Argya Dharma Maheswara

Mahasiswa Jurnalistik Politeknik Negeri Jakarta

Republik Indonesia: Sekadar Seremonial

Diperbarui: 10 Desember 2021   10:04

Kompasiana adalah platform blog. Konten ini menjadi tanggung jawab bloger dan tidak mewakili pandangan redaksi Kompas.

Birokrasi. Sumber ilustrasi: KOMPAS.com/GARRY LOTULUNG

Kita tidak bisa menghindari fakta bahwa Republik Indonesia adalah negara seremonial belaka yang didirikan atas persiapan dan kesiapan yang sangat minim bahkan landasannya saja bisa dikatakan ditulis atas asas "asal cepat, asal jadi". Semua akar kesalahan ini menjalar hingga bertahun-tahun republik ini berdiri, budaya seremonial terasa sangat kuat dalam setiap hari besar atau hari bersejarah dalam memori perjalanan bangsa ini hingga terbentuk suatu republik bernama Republik Indonesia. 

Sejatinya itu bukan kesalahan, niat awalnya tentu saja baik bahwa setiap seremoni merupakan bentuk refleksi dari kita agar tidak melupakan dan terus melanjutkan segala kebaikan yang diawali dengan suatu peristiwa. Namun hal ini juga menjadikan masyarakat kita sangat terbiasa untuk merasa cukup dan puas atas suatu seremonial belaka. Misal saat hari lahir Pancasila kita berbondong-bondong mengupload status "Saya Pancasila, saya Indonesia" tanpa kita mau belajar dan menggali lagi akar tentang "Pancasila itu apa?" Atau "Apa yang mendasari lahirnya pemikiran soal dasar negara?" dan semacamnya. 

Fakta lain soal seremonial belaka adalah kita sebagai suatu entitas heterogen yang memaksakan diri untuk menjadi negara kesatuan walau samar-samar rasanya seperti federalis., Ingat, hanya "samar-samar". Entitas heterogen inilah yang kadang dijadikan tema dalam setiap seremonial, contohnya seperti peringatan Hari Kemerdekaan di beberapa tahun belakangan, tema yang diangkat dalam upacara kenegaraan atau bahkan pidato kenegaraan sehari sebelumnya adalah keragaman suku bangsa, dimana dalam setiap peringatan itu Presiden dan para pejabat teras menggunakan pakaian adat yang terus berganti setiap tahunnya. 
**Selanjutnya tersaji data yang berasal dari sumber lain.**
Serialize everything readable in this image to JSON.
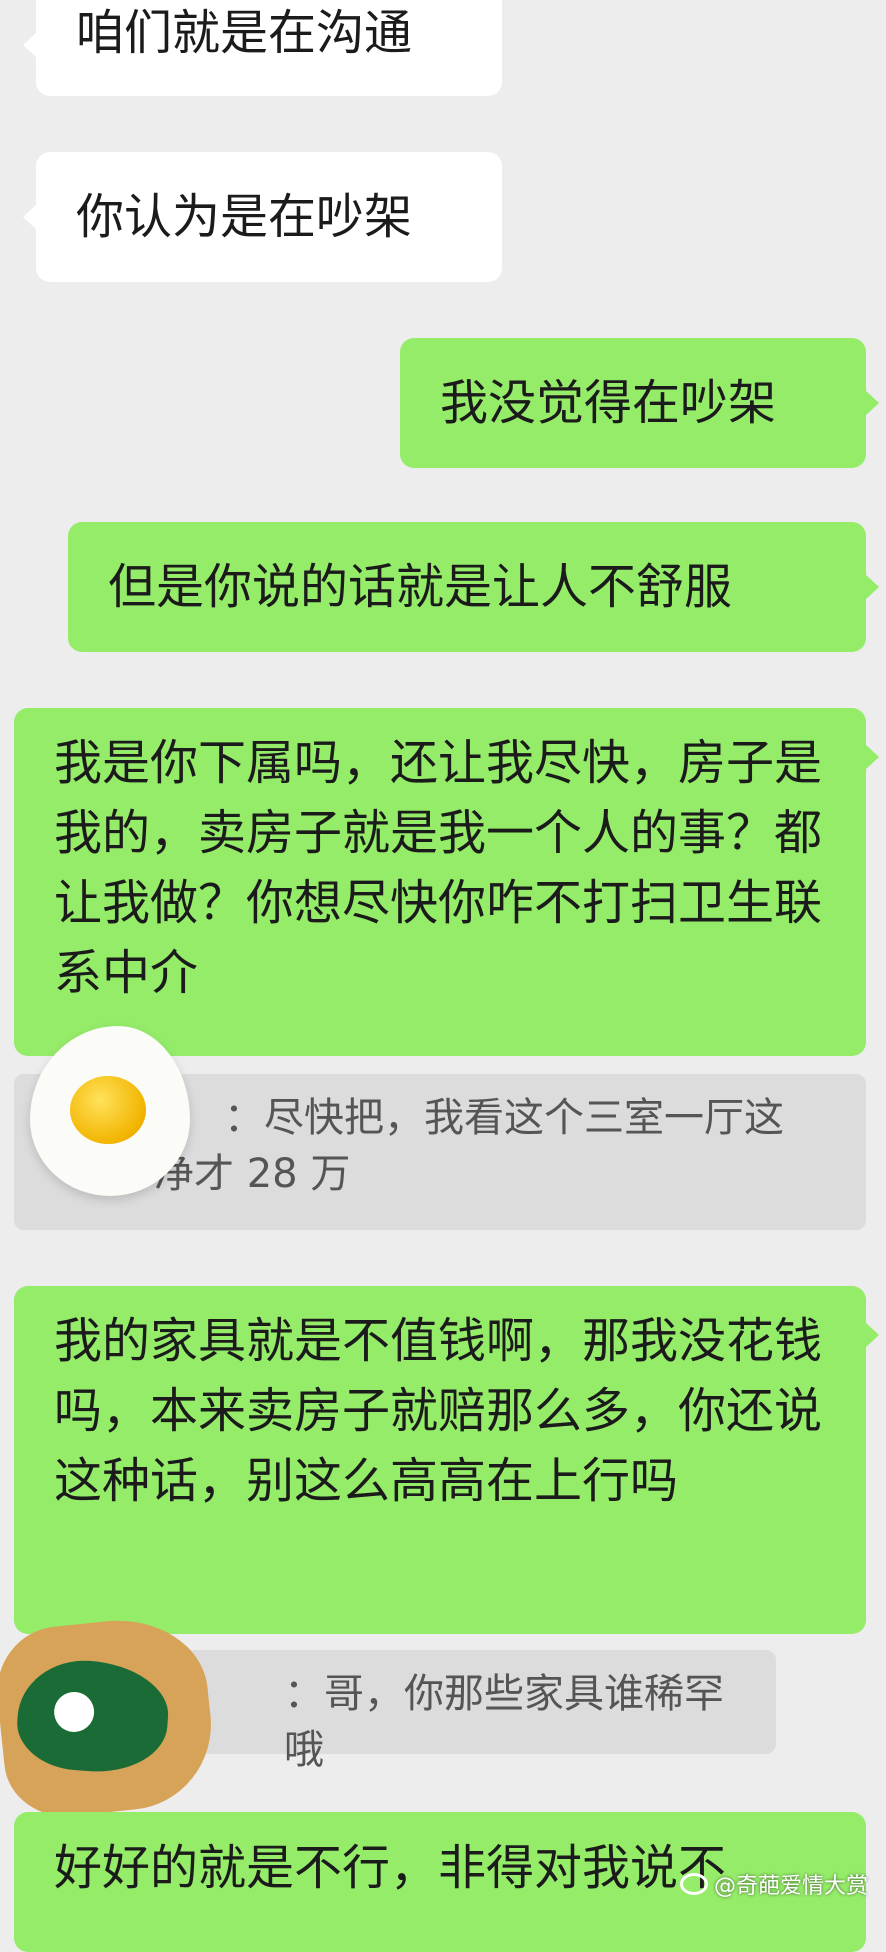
{
  "messages": [
    {
      "text": "咱们就是在沟通"
    },
    {
      "text": "你认为是在吵架"
    },
    {
      "text": "我没觉得在吵架"
    },
    {
      "text": "但是你说的话就是让人不舒服"
    },
    {
      "text": "我是你下属吗，还让我尽快，房子是我的，卖房子就是我一个人的事？都让我做？你想尽快你咋不打扫卫生联系中介"
    },
    {
      "text": "我的家具就是不值钱啊，那我没花钱吗，本来卖房子就赔那么多，你还说这种话，别这么高高在上行吗"
    },
    {
      "text": "好好的就是不行，非得对我说不"
    }
  ],
  "quotes": [
    {
      "text": "：尽快把，我看这个三室一厅这"
    },
    {
      "text": "净才 28 万"
    },
    {
      "text": "：哥，你那些家具谁稀罕哦"
    }
  ],
  "watermark": {
    "text": "@奇葩爱情大赏"
  },
  "colors": {
    "sent_bubble": "#95ec69",
    "received_bubble": "#ffffff",
    "background": "#ededed"
  }
}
Namun, ini seperti sebuah blunder  jika entitas keberagaman tersebut hanya diangkat sebagai sesuatu yang memeriahkan rangkaian seremonial belaka. Boleh jadi pakaian adat diangkat setiap tahunnya oleh pejabat teras di berbagai rangkaian seremoni, namun adakah kesadaran bahwa sejatinya bentuk republik ini mengkhianati sejarah panjang bangsa Indonesia karena dalam sejarah panjang Nusantara karena kata "Indonesia" sendiri bukan berasal dari kita. Tentu tidak ada yang memiliki kepekaan soal ini. 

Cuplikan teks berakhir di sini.